The KPMG and REC, UK Report on Jobs: Midlands is compiled by S&P Global from responses to questionnaires sent to around 100 recruitment and employment consultancies in the Midlands.

April data signalled a further decline in the number of permanent placements made by recruitment agencies in the Midlands.

Staff appointments were reportedly curtailed by hesitancy among firms due to challenging economic conditions.

That said, the pace of contraction eased to the slowest in the current five-month sequence of decrease, and was only slight overall.

At the UK level, the Midlands saw the weakest drop in permanent placements.

Temp billings across the Midlands returned to growth at the start of the second quarter, following a solid fall in March. The rise in temporary staff placements contrasted with the UK average which signalled a solid decrease. Panellists noted that the increase was due to a shift away from permanent hires at some firms amid economic uncertainty.

In contrast to the trend seen across the UK as a whole, permanent vacancies in the Midlands increased in April. Of the four monitored English regions, the Midlands saw the greatest uptick in demand for permanent staff, despite the rate of growth easing from March.

With regards to temporary vacancies, the Midlands saw the fastest rise of the English regions. Moreover, the increase was the second-fastest seen in the region since last July.

The supply of permanent staff rose further in April, thereby extending the current sequence of growth to 13 months. The pace of growth slowed from March but remained sharp overall. Of the four monitored regions, the Midlands saw the slowest rise, however. Anecdotal evidence suggested that redundancies in the market boosted the supply of candidates.

Temporary candidate availability in the Midlands increased for the twelfth successive month in April. The rate of growth in candidate supply picked up from March to a strong rate. Panellists stated that redundancies had led to increased availability of staff. The pace of the upturn was, however, slower than the UK average for the second successive month.

Permanent starting salaries in the Midlands increased again in April, thereby extending the current sequence of inflation that began in March 2021. The rate of salary inflation accelerated for the second month running to the fastest since December 2023. The rise in salaries for permanent new joiners was linked to an uptick in demand for candidates.

The pace of salary inflation was the quickest of the four monitored regions.

Midlands recruitment firms registered a faster increase in temp pay rates for those placed at the start of the second quarter.

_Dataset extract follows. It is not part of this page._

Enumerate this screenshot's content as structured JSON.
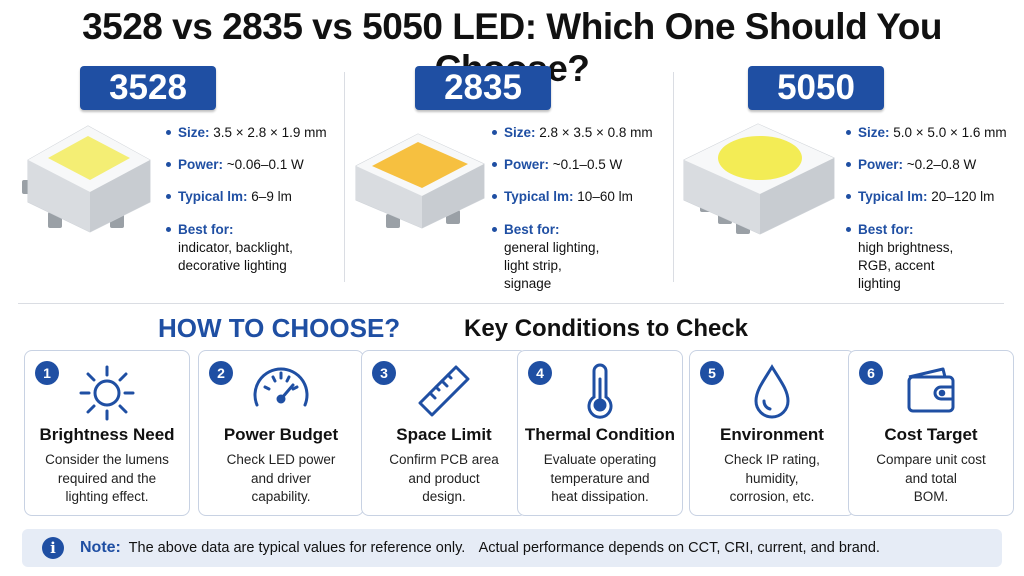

The pace of wage inflation picked up to the quickest in four months and was steep overall. Survey respondents noted that greater temp wage rates were due to some additional cost-of-living payments and demand for temporary workers.

The rate of temp wage inflation was broadly in line with the UK average.

Kate Holt (pictured), People Consulting partner for KPMG in the Midlands said: “Of note this month is the uptick in both permanent and temporary vacancies in the Midlands, outperforming the other three monitored English regions.

“This suggests that there are green shoots in the region’s job market, particularly for candidates in more technical industries like Engineering or IT.”